With its bizarrely sunlit foreboding and sinister aural stingers, Alice or the Last Escapade is the closest Chabrol ever came to making a horror movie. If there’s one genre it belongs to, however, it is the Enigmatic Wandering Female Consciousness group that also include such oneiric fables as Robert Altman’s Images, Louis Malle’s Black Moon, and Roman Polanski’s Che? Like those earlier heroines, Alice must navigate peculiar landscapes in a journey that reflects the pitfalls of her struggle for emancipation. And it’s a characteristically sardonic Chabrol gesture to cast this feminist narrative with none other than the star of the softcore box-office hit Emmanuelle. Actually, Kristel’s placid sex-bomb elegance fits the plot beguilingly, with her nude scenes feeling less like obligatory concessions to audience lechery than poignant extensions of her character’s vulnerability. Surrounded by puzzles and condescending male guardians, her Alice proves to be a resourceful explorer—while Dussollier is gassing on about female gentility, she’s busy leafing through a translation of Borges’ Fictions.
As anomalous as it may seem next to his more famous works, Alice or the Last Escapade is profoundly Chabrolian. Jean Rabier’s cinematography, full of graceful tracking shots and measured zooms, fills the mansion’s verdant gardens with as much polished menace as the luxury-choked interiors of Les biches and La femme infidèle.
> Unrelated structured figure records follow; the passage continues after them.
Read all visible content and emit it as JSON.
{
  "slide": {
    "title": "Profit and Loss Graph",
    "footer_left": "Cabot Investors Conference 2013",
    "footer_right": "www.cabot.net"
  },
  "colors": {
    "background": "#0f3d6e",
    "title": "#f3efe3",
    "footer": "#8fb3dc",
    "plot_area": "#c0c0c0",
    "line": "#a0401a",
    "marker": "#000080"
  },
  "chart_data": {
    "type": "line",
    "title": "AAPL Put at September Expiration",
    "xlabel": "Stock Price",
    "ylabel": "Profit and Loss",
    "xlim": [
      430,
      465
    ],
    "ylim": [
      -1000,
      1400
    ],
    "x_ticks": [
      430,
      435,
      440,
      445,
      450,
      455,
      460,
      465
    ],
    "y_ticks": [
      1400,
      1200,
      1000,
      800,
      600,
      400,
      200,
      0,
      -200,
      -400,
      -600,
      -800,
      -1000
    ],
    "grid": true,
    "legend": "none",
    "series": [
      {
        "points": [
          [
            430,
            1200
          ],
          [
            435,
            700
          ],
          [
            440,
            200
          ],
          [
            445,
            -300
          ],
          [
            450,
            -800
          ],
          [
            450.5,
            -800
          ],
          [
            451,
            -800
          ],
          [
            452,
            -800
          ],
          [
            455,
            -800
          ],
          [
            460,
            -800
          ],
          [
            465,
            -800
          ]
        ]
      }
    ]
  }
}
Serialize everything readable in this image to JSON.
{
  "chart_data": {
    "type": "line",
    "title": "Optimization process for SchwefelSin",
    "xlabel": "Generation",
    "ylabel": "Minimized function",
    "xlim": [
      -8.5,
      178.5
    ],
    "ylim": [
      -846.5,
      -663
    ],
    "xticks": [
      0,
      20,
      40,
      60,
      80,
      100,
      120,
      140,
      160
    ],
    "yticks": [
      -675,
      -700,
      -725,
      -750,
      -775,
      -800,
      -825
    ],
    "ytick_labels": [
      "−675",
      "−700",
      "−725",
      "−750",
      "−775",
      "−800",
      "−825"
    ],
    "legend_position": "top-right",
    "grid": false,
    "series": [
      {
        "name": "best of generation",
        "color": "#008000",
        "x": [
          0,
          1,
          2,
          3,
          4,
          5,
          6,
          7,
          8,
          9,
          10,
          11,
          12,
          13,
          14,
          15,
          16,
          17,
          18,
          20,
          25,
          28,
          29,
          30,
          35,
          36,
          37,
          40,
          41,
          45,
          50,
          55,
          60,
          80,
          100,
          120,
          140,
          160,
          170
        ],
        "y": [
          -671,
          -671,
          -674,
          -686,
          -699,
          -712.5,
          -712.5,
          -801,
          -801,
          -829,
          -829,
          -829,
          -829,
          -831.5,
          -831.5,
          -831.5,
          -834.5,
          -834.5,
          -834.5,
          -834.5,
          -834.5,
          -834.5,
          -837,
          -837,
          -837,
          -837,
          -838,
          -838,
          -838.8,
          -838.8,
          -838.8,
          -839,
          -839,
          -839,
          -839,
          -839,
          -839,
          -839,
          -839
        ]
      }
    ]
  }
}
The comic absurdism that’s always just beneath the surface explodes here, as when a funeral gathering at a café suddenly morphs into a riotous soiree. And Chabrol’s preoccupation with intimations of hellfire, first noticed in his debut Le beau Serge and never fully repudiated, rears its head fragrantly as the story speeds toward a twisty climax of malevolent syringes and infernal portals. The resulting fairy-tale may not have resonated with mainstream audiences at the time of release, but its dreamlike gravity should transfix cinephiles and cineastes then and now—it wouldn’t be surprising to learn that David Lynch or Guillermo del Toro caught a screening or two of it.